Benchmark data preparation

I generate an SQLite database with around 1.5M data points and copy the values in four different data types:

  • Integer: using the four first decimals
  • Integer: using the eight first decimals
  • Real: using the float value
  • Text: as it is from the source to be parsed within a BigDecimal

Benchmark design

The simplest operation from a computer is the addition, so for each data type, it will be added the entire data points and compared with the big decimal value, to estimate the error. For the integer values, after the addition, a division it’s needed to restore the float type and get the closest approximation, to the real value.

1
2
3
4
5
6
7
8
9
10
11
12
13
14
15
16
17
18
19
20
21
22
23
24
25
26
27
28
29
30
31
32
33
34
35
36
37
38
39
40
41
42
43
44
45
require 'sqlite3'
require 'bigdecimal'
require 'benchmark/ips'

DB = SQLite3::Database.new 'data.db'

def sum_int
  rows = DB.execute("SELECT value_int FROM points")
  rows.flatten.map(&:to_i).inject(:+).to_i  / 10_000.0  
end

def sum_big_int
  rows = DB.execute("SELECT value_big_int FROM points")
  rows.flatten.map(&:to_i).inject(:+).to_i  / 100_000_000.0  
end

def sum_real
  rows = DB.execute("SELECT value_real FROM points")
  rows.flatten.map(&:to_f).inject(:+)
end

def sum_txt
  rows = DB.execute("SELECT value_txt FROM points")
  rows.flatten.map{ |x| BigDecimal.new(x) }.inject(:+)
end

real_value = sum_txt.to_f
puts "SUM error = #{(real_value - real_value) / real_value}, text = #{sum_txt.to_f}"

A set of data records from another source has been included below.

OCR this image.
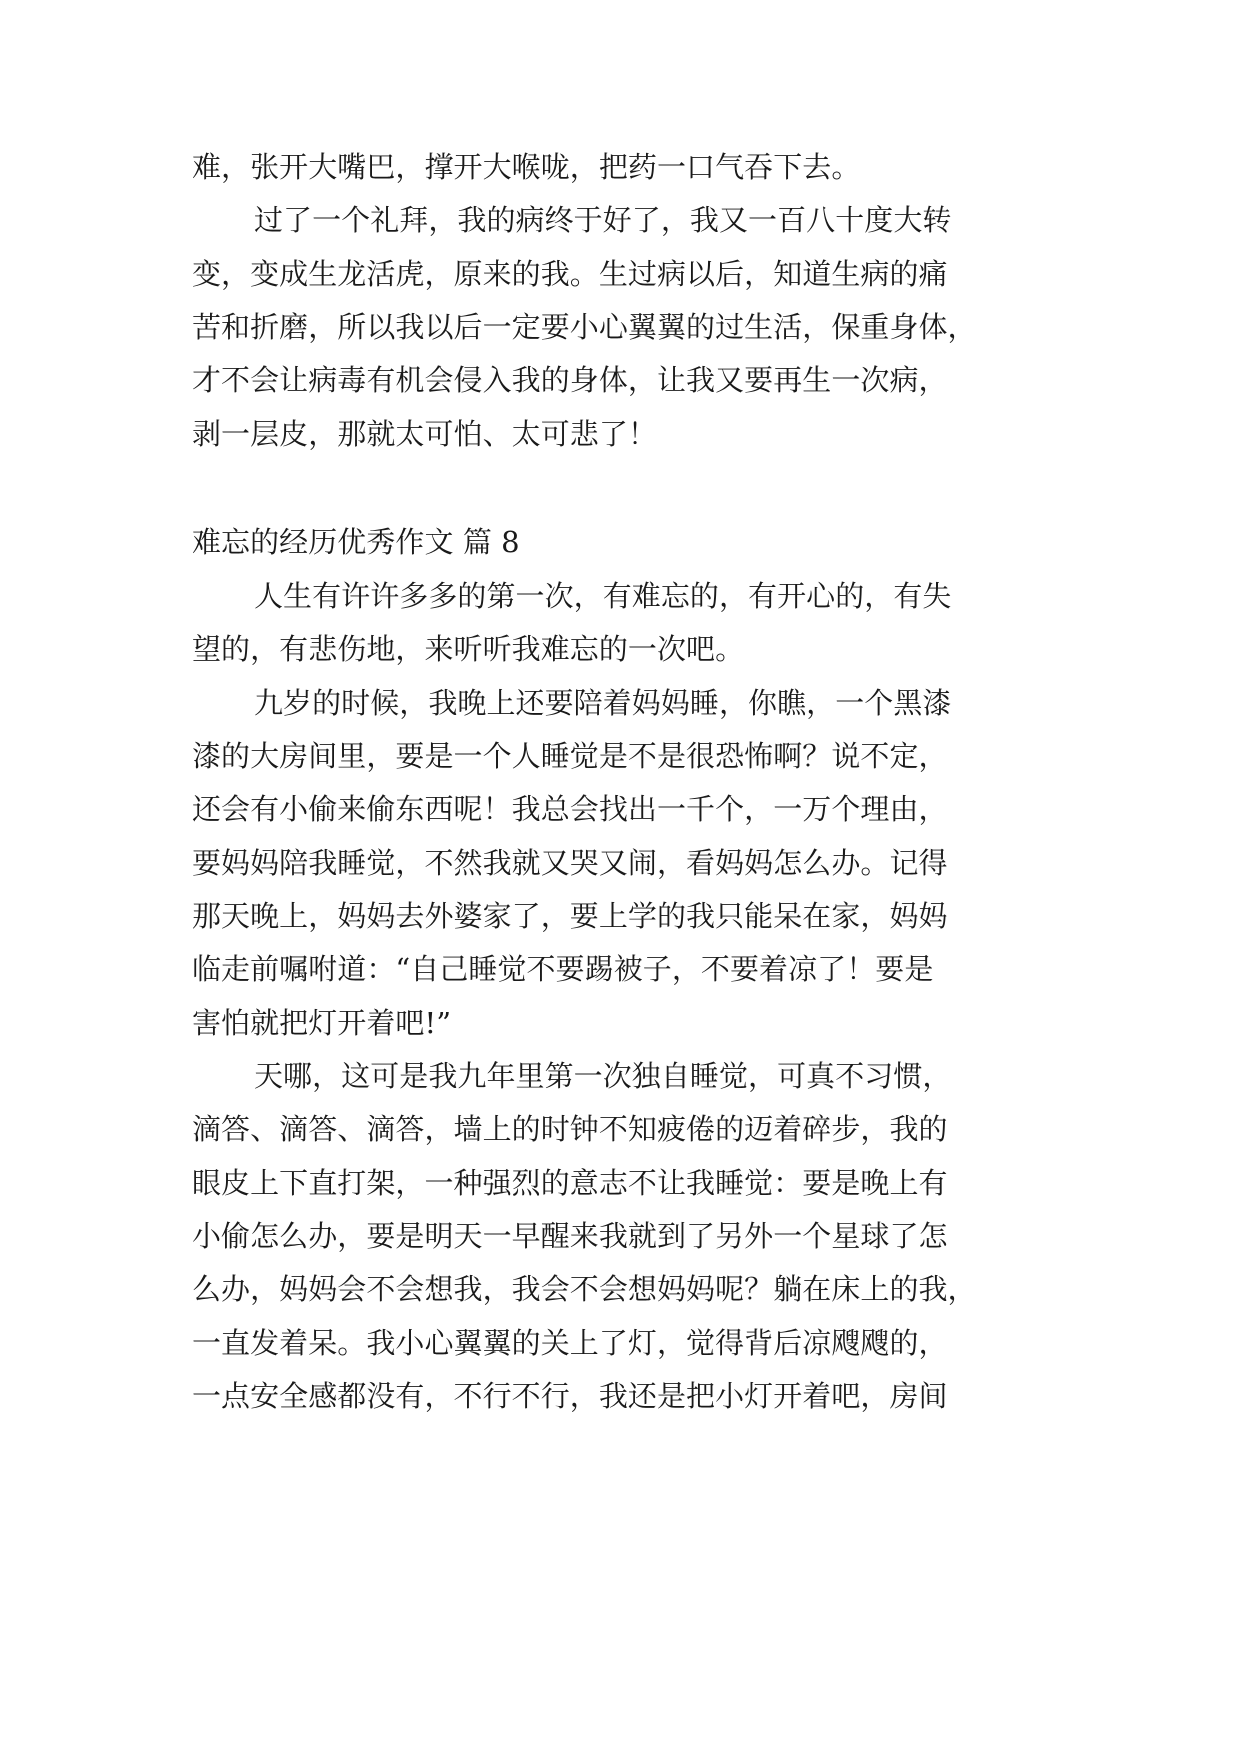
难，张开大嘴巴，撑开大喉咙，把药一口气吞下去。
过了一个礼拜，我的病终于好了，我又一百八十度大转
变，变成生龙活虎，原来的我。生过病以后，知道生病的痛
苦和折磨，所以我以后一定要小心翼翼的过生活，保重身体，
才不会让病毒有机会侵入我的身体，让我又要再生一次病，
剥一层皮，那就太可怕、太可悲了！
难忘的经历优秀作文 篇 8
人生有许许多多的第一次，有难忘的，有开心的，有失
望的，有悲伤地，来听听我难忘的一次吧。
九岁的时候，我晚上还要陪着妈妈睡，你瞧，一个黑漆
漆的大房间里，要是一个人睡觉是不是很恐怖啊？说不定，
还会有小偷来偷东西呢！我总会找出一千个，一万个理由，
要妈妈陪我睡觉，不然我就又哭又闹，看妈妈怎么办。记得
那天晚上，妈妈去外婆家了，要上学的我只能呆在家，妈妈
临走前嘱咐道：“自己睡觉不要踢被子，不要着凉了！要是
害怕就把灯开着吧!”
天哪，这可是我九年里第一次独自睡觉，可真不习惯，
滴答、滴答、滴答，墙上的时钟不知疲倦的迈着碎步，我的
眼皮上下直打架，一种强烈的意志不让我睡觉：要是晚上有
小偷怎么办，要是明天一早醒来我就到了另外一个星球了怎
么办，妈妈会不会想我，我会不会想妈妈呢？躺在床上的我，
一直发着呆。我小心翼翼的关上了灯，觉得背后凉飕飕的，
一点安全感都没有，不行不行，我还是把小灯开着吧，房间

puts "SUM error = #{(real_value - sum_real) / real_value}, real = #{sum_real}"

puts "SUM error = #{(real_value - sum_big_int) / real_value}, bint = #{sum_big_int}"

puts "SUM error = #{(real_value - sum_int) / real_value}, int  = #{sum_int}"

Benchmark.ips do |x|
  x.config(time: 10, warmup: 2)

  x.report("sql value_int") { sum_int }
  x.report("sql value_big_int") { sum_big_int }
  x.report("sql value_real") { sum_real }
  x.report("sql value_txt") { sum_txt }

  x.compare!
end

The result

SUM error = 0.0, text = 68254.85245740146
SUM error = 1.2322943643084475e-13, real = 68254.85245739305
SUM error = 8.360059791236454e-10, bint = 68254.85240034
SUM error = 0.00014105015328355765, int  = 68245.2251
Warming up --------------------------------------
       sql value_int     1.000  i/100ms
   sql value_big_int     1.000  i/100ms
      sql value_real     1.000  i/100ms
       sql value_txt     1.000  i/100ms
Calculating -------------------------------------
       sql value_int      0.573  (± 0.0%) i/s -      6.000
   sql value_big_int      0.571  (± 0.0%) i/s -      6.000  in  10.518204s
      sql value_real      0.563  (± 0.0%) i/s -      6.000  in  10.667458s
       sql value_txt      0.192  (± 0.0%) i/s -      2.000

Comparison:
       sql value_int:        0.6 i/s
   sql value_big_int:        0.6 i/s - 1.00x slower
      sql value_real:        0.6 i/s - 1.02x slower
       sql value_txt:        0.2 i/s - 2.98x slower

Conclusion

Using integers can improve our calculations but not for much, and the lost precision can be compensated if our values aren’t critical, otherwise using float type it will be just enough. We still can use BigDecimal values, but the cost in the long term run could affect our performance, I don’t recommend use this data type if is not related to something critical in our application. Although we still calculate parabolic trajectories with float data type.